Sports Authority used tools including SOAPUI and LOADUI to simulate thousands of virtual users to measure the scalability of SOAP and REST APIs. It found that as the number of transactions grew past 2,000 per second, App Engine and Cloud Datastore continued to scale seamlessly, easily meeting its target response times.

The company implemented the inventory locator solution just in time for the 2014 holiday season. It performed admirably during that peak selling period and continues to do so today.
This screenshot shows what customers see when they shop for products on the website — a list of local stores, showing the availability of any given product in each store

When a customer finds a product she's interested in buying, the website requests inventory availability from Sports Authority’s cloud API, which provides a list of stores and product availability to the customer, as exhibited in the running shoe example above.

In-store kiosk

As Sports Authority became comfortable building solutions on Cloud Platform, it opened its eyes to other possibilities for creating new solutions to better serve its customers.

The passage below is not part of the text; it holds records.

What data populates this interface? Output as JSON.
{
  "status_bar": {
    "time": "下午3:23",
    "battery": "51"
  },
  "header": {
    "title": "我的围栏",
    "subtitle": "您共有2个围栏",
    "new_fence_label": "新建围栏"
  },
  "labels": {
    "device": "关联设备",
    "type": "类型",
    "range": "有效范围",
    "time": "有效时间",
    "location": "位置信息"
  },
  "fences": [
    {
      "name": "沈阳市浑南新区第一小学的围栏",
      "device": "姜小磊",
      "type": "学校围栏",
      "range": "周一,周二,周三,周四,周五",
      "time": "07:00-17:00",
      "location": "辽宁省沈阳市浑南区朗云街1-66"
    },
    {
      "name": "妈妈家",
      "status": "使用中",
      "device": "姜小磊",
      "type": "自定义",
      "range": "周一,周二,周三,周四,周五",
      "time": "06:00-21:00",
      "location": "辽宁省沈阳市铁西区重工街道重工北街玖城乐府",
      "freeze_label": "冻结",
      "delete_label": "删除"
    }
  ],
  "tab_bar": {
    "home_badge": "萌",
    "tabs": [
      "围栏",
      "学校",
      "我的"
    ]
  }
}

For example, it recently developed an in-store kiosk, which allows customers to search for products that may not be available in that particular store. It also lets them enroll in the loyalty program and purchase gift cards. This kiosk is implemented on a Google Chromebox, connected to a web application running on App Engine.
This image shows the in-store kiosk that customers use to locate products available in other stores. 

Internal store portal

Additionally, it built a store portal and task management system, which facilitates communication between the corporate office and its stores. This helps the store team members plan and execute their work more efficiently, allowing them to serve customers better when needs arise. This solution utilizes App Engine, Cloud Datastore and Google Custom Search, and was built with the help of a local Google partner, Tempus Nova.
This screenshot shows the internal store portal that employees use to monitor daily tasks.

Learning how to build software in any new environment such as Cloud Platform takes time, dedication and a willingness to learn. Once up to speed, the productivity and power of Google Cloud Platform allowed the Sports Authority team to work like a software company and build quickly while wielding great power.